1.3 Rheumatoid arthritis increases your risk of developing

• Skin. Nodules: About half people with RA develop rheumatoid nodules.
• Bones Thinning: Chronic inflammation from RA results in loss of bone density, not only round the joints, but throughout the body, resulting in thin, brittle bones.
• Eyes, Mouth, Lungs, Heart and Blood Vessels, Liver, Kidneys.
• Osteoporosis- Rheumatoid arthritis itself, alongside some medications used for treating atrophic arthritis, can increase your risk of osteoporosis — a condition that weakens your bones and makes them more prone to fracture [2].
• Rheumatoid nodules- These firm bumps of tissue most ordinarily form around pressure points, like the elbows.

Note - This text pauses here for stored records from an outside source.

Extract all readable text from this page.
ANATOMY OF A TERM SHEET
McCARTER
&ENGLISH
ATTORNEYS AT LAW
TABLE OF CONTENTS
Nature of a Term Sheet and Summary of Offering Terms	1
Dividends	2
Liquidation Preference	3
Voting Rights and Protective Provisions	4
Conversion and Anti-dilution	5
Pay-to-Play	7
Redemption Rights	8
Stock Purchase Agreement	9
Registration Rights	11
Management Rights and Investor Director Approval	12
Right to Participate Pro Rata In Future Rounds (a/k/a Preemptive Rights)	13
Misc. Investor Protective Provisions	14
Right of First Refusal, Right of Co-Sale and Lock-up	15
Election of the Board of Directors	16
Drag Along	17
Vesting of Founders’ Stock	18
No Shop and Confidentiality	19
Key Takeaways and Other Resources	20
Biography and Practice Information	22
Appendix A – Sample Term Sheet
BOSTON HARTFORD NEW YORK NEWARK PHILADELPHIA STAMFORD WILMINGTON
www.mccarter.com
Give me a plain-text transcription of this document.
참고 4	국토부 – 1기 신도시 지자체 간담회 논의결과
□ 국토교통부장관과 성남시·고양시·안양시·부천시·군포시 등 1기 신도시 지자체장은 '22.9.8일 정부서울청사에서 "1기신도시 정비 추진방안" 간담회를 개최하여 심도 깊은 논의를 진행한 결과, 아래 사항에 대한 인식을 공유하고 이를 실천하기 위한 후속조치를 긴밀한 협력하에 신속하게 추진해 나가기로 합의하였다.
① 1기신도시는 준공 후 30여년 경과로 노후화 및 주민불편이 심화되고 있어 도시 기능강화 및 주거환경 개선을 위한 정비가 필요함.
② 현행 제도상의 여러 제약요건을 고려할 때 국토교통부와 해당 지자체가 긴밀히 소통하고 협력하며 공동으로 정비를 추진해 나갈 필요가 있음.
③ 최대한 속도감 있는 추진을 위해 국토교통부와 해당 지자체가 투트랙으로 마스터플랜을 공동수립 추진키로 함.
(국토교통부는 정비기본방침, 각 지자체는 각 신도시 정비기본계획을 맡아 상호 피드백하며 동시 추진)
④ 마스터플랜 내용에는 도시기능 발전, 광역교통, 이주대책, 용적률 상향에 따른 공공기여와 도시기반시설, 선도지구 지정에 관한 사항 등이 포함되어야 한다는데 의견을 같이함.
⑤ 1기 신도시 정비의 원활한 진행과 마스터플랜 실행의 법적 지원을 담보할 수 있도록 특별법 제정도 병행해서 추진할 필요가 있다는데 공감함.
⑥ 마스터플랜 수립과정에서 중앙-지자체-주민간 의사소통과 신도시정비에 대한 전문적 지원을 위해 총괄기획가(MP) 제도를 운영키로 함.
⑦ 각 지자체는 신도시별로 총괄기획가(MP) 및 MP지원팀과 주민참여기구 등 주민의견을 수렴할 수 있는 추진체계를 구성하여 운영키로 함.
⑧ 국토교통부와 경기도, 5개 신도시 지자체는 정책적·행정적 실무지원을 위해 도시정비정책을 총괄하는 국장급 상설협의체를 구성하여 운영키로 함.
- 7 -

However, these nodules can form anywhere within the body, including the lungs.
• Dry eyes and mouth- People who have atrophic arthritis are far more likely to experience Sjogren's syndrome, a disorder that decreases the quantity of moisture in your eyes and mouth.

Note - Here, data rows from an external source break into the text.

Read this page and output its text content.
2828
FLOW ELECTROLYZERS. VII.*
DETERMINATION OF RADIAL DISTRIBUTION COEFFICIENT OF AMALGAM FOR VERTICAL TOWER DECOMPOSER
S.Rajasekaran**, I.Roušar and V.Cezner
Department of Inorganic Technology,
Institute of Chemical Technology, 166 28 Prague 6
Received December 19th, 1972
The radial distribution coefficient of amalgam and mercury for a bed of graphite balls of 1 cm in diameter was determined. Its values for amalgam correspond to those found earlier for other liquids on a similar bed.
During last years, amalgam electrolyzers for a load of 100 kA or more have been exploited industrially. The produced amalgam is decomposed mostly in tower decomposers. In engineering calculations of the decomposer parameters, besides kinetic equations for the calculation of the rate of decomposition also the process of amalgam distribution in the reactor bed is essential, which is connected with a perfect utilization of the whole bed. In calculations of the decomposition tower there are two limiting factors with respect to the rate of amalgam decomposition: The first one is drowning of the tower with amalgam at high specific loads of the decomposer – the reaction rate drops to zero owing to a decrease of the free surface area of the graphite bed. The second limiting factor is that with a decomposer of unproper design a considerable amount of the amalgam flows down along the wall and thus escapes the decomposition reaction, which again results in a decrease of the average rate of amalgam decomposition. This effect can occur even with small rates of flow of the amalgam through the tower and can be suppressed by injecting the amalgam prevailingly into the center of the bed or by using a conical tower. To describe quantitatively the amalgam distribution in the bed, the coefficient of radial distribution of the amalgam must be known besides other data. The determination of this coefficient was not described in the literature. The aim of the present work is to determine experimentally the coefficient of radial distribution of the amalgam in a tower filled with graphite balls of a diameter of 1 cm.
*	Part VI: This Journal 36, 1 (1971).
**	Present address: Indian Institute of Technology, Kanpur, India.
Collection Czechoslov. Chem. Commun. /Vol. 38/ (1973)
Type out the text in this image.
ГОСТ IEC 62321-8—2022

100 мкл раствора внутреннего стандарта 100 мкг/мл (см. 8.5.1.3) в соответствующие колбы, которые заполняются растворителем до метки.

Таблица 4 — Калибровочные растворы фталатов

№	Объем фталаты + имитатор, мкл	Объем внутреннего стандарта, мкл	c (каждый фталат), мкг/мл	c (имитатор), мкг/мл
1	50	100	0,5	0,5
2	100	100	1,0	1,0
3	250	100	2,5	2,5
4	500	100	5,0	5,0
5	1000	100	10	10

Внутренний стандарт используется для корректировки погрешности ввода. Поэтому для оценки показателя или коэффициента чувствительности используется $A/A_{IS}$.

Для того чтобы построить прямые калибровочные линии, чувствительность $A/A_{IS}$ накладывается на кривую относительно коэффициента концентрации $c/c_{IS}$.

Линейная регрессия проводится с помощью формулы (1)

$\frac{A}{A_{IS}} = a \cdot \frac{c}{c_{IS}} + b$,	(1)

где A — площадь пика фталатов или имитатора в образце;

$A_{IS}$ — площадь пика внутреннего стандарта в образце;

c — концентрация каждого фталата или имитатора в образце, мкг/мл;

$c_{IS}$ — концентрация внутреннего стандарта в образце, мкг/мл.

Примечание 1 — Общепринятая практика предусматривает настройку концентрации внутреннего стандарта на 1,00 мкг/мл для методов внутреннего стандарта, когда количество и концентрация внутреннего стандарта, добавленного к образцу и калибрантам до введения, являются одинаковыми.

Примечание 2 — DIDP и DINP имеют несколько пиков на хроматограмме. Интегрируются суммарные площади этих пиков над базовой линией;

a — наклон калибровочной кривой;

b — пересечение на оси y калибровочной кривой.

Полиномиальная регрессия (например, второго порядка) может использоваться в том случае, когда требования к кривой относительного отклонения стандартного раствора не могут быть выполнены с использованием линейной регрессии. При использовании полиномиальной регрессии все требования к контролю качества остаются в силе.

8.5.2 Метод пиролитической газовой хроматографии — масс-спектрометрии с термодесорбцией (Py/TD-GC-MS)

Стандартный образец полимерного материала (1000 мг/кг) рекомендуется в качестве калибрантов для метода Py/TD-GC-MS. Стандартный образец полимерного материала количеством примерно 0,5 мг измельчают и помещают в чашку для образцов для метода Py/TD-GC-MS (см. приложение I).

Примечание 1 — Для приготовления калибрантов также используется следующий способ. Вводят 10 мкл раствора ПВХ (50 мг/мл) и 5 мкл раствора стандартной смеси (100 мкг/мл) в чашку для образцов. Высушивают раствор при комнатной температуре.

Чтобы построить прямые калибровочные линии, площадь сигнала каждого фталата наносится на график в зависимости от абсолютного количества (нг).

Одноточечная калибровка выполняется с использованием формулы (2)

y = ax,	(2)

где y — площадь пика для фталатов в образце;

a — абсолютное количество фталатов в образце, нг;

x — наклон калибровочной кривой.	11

• Infections- The disease itself and lots of the medications wont to combat atrophic arthritis can impair the system, resulting in increased infections.
• Abnormal body composition- The proportion of fat to lean mass is usually higher in people that have atrophic arthritis, even in people that have a traditional body mass index (BMI).

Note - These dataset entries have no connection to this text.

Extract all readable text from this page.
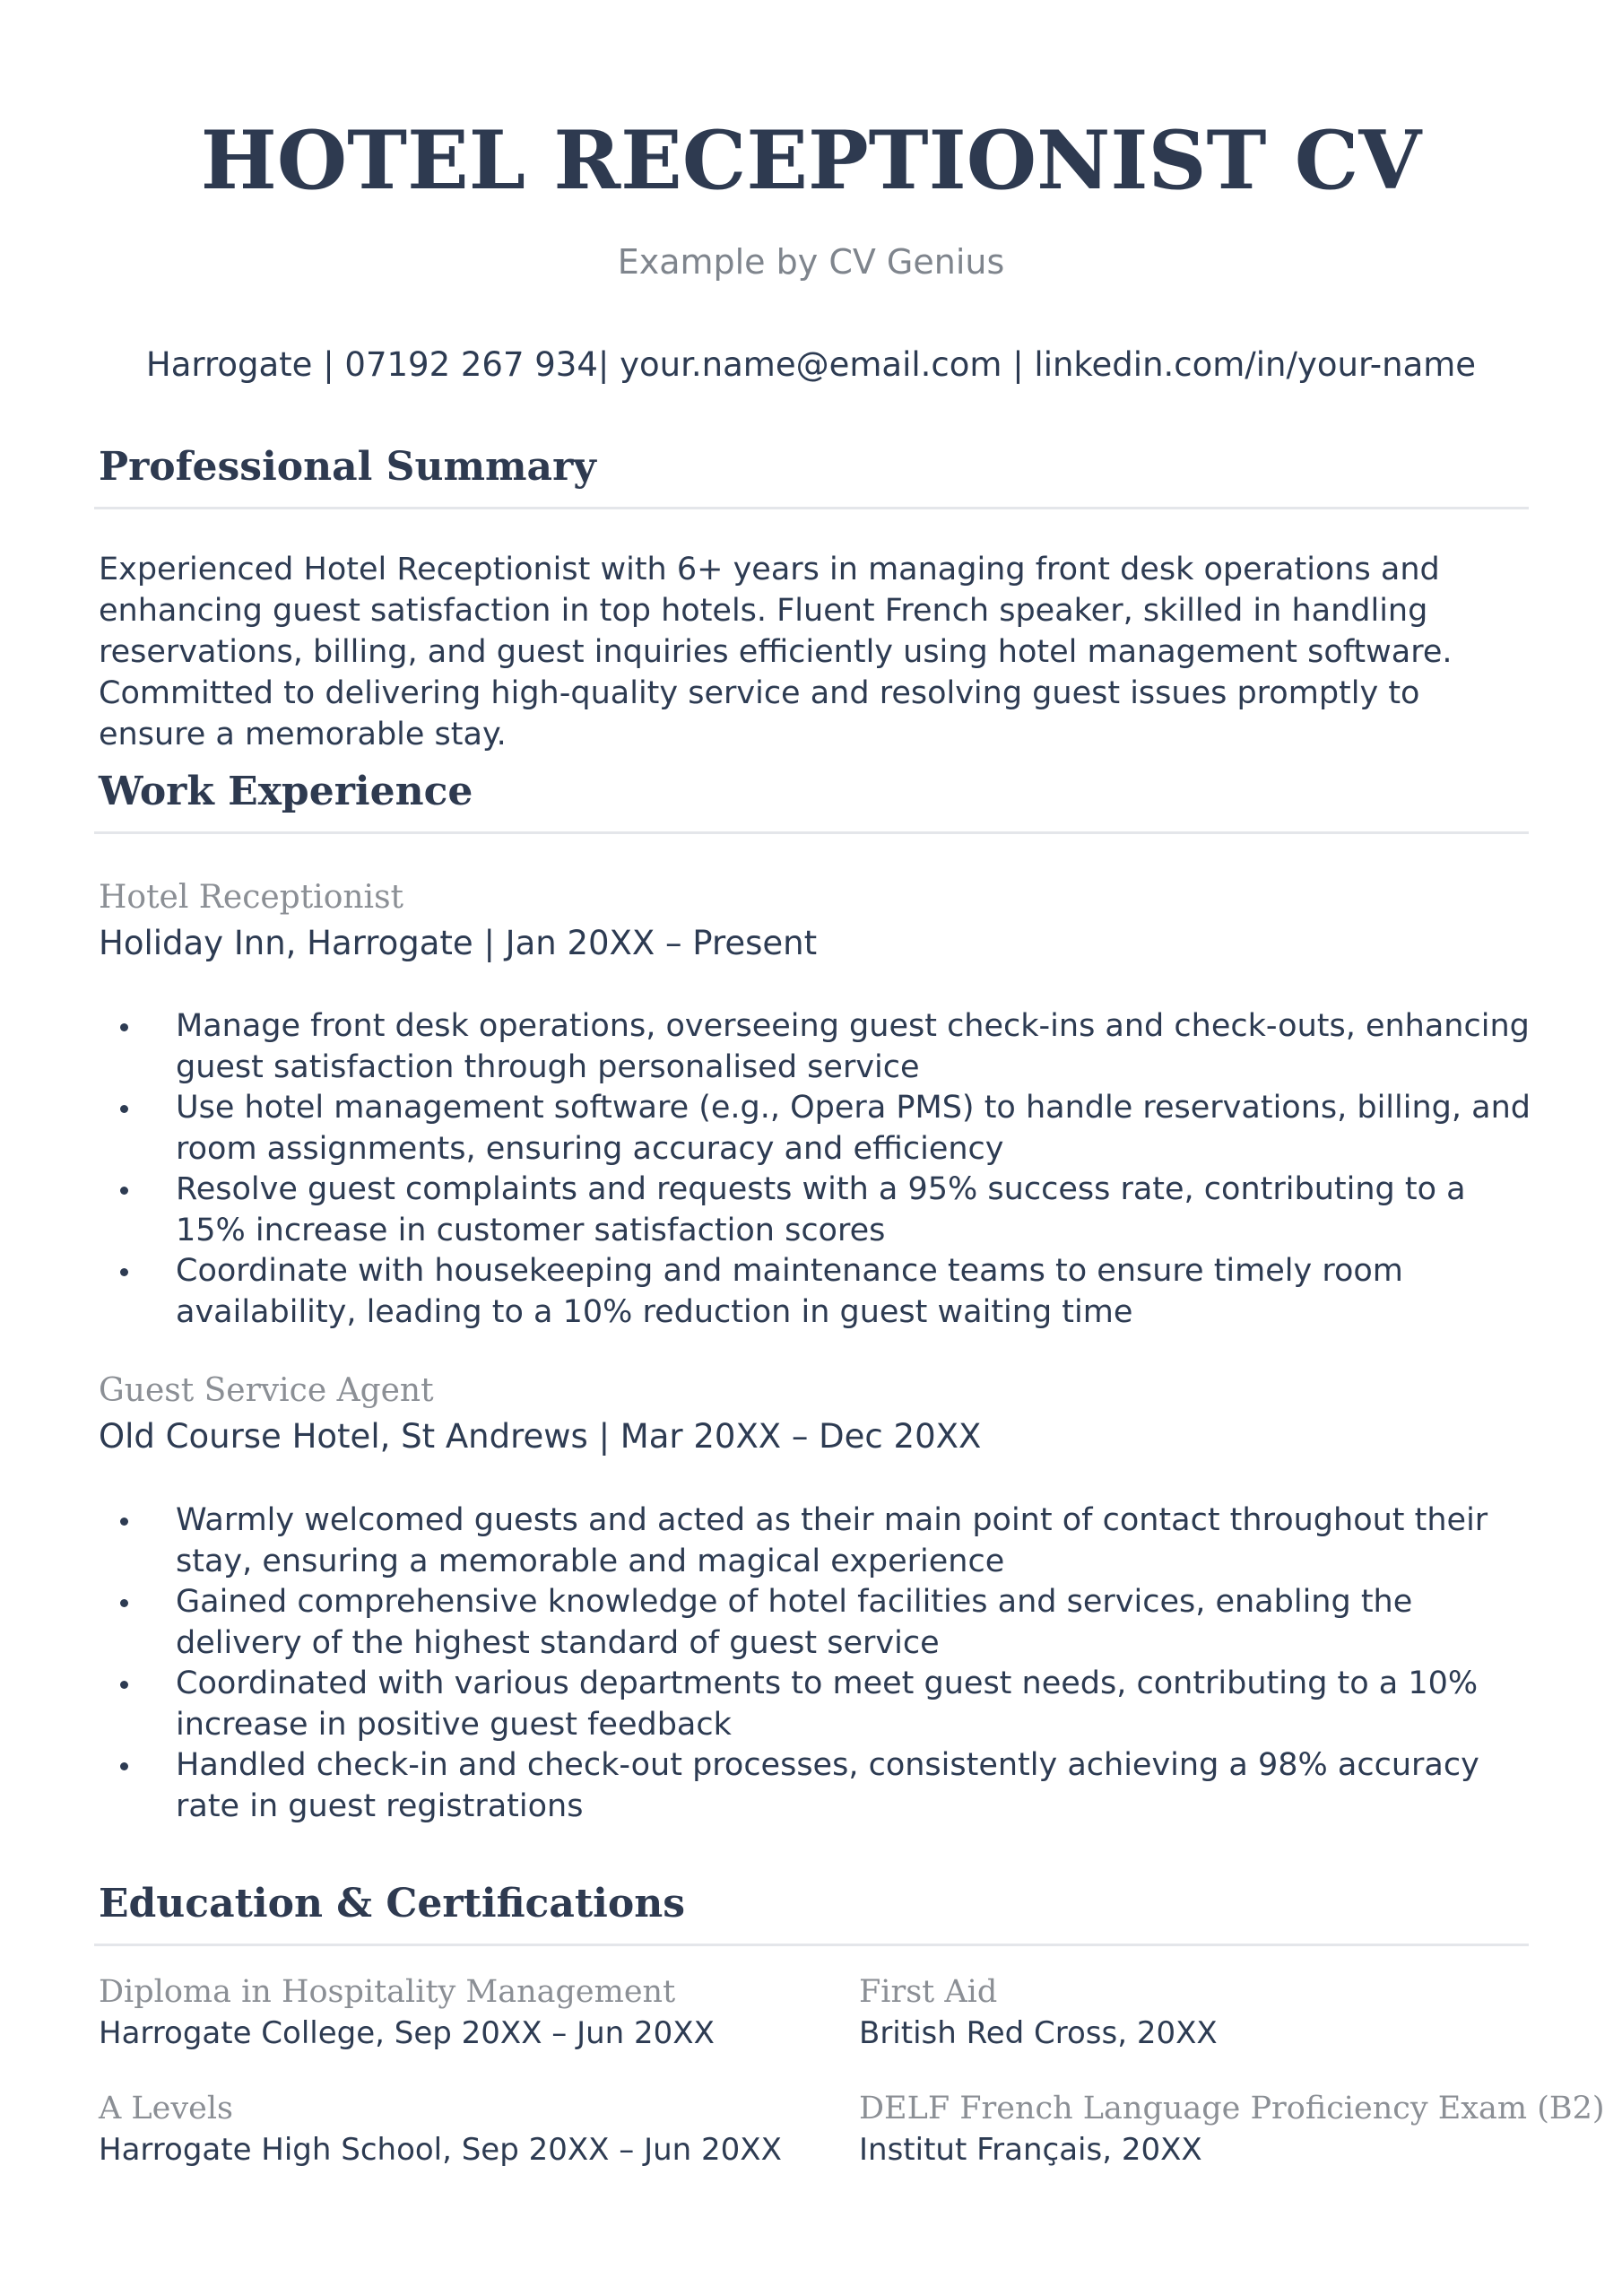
HOTEL RECEPTIONIST CV
Example by CV Genius
Harrogate | 07192 267 934| your.name@email.com | linkedin.com/in/your-name
Professional Summary
Experienced Hotel Receptionist with 6+ years in managing front desk operations and enhancing guest satisfaction in top hotels. Fluent French speaker, skilled in handling reservations, billing, and guest inquiries efficiently using hotel management software. Committed to delivering high-quality service and resolving guest issues promptly to ensure a memorable stay.
Work Experience
Hotel Receptionist
Holiday Inn, Harrogate | Jan 20XX – Present
Manage front desk operations, overseeing guest check-ins and check-outs, enhancing guest satisfaction through personalised service
Use hotel management software (e.g., Opera PMS) to handle reservations, billing, and room assignments, ensuring accuracy and efficiency
Resolve guest complaints and requests with a 95% success rate, contributing to a 15% increase in customer satisfaction scores
Coordinate with housekeeping and maintenance teams to ensure timely room availability, leading to a 10% reduction in guest waiting time
Guest Service Agent
Old Course Hotel, St Andrews | Mar 20XX – Dec 20XX
Warmly welcomed guests and acted as their main point of contact throughout their stay, ensuring a memorable and magical experience
Gained comprehensive knowledge of hotel facilities and services, enabling the delivery of the highest standard of guest service
Coordinated with various departments to meet guest needs, contributing to a 10% increase in positive guest feedback
Handled check-in and check-out processes, consistently achieving a 98% accuracy rate in guest registrations
Education & Certifications
Diploma in Hospitality Management
Harrogate College, Sep 20XX – Jun 20XX
A Levels
Harrogate High School, Sep 20XX – Jun 20XX
First Aid
British Red Cross, 20XX
DELF French Language Proficiency Exam (B2)
Institut Français, 20XX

• Carpal tunnel syndrome- If atrophic arthritis affects your wrists, the inflammation can compress the nerve that serves most of your hand and fingers.
• Heart problems- Rheumatoid arthritis can increase your risk of hardened and blocked arteries, also as inflammation of the sac that encloses your heart.
• Lung disease- People with atrophic arthritis have an increased risk of inflammation and scarring of the lung tissues, which may cause progressive shortness of breath.
• Lymphoma- Rheumatoid arthritis increases the danger of lymphoma, a gaggle of blood cancers that develop within the lymph system.

1.4 Causes
The cause of rheumatoid arthritis is unknown. Even though infectious agents like viruses, bacteria, and fungi have long been suspected, none has been proven because the cause. The explanation for atrophic arthritis may be a very active area of worldwide research. It is believed that the tendency to develop atrophic arthritis could also be genetically inherited (hereditary) [3]. Certain genes are identified that increase the danger for atrophic arthritis. It is also suspected that certain infections or factors within the environment might trigger the activation of the system in susceptible individuals. This misdirected system then attacks the body's own tissues. This results in inflammation within the joints and sometimes in various organs of the body, like the lungs or eyes.

1.5 Diagnosis
RA is diagnosed by examining biopsy results, examining the joints and organs, and reviewing x-ray or ultrasound images. There is no one test to diagnose RA [4]. Blood tests are run to seem for antibodies within the blood which will be seen in RA. Antibodies are small proteins within the bloodstream that help fight against foreign substances called antigens. Sometimes these antibodies are found in people without RA. This is called a false positive result. Blood tests are also run to look for high levels of inflammation. The symptoms of RA are often very mild making the diagnosis harder. Some viral infections can cause symptoms which will be mistaken for RA. A rheumatologist is a physician with the skill and knowledge to reach a correct diagnosis of RA and to recommend a treatment plan.

1.6 Treatment
Treatment options include medications, physical therapy, occupational therapy, counselling, and surgery.
• Non-steroidal anti-inflammatory drugs (NSAIDs).
• Corticosteroids.
• Disease-modifying anti rheumatic drugs (DMARDs).
• Tumour necrosis factor-alpha inhibitors (TNF-alpha inhibitors).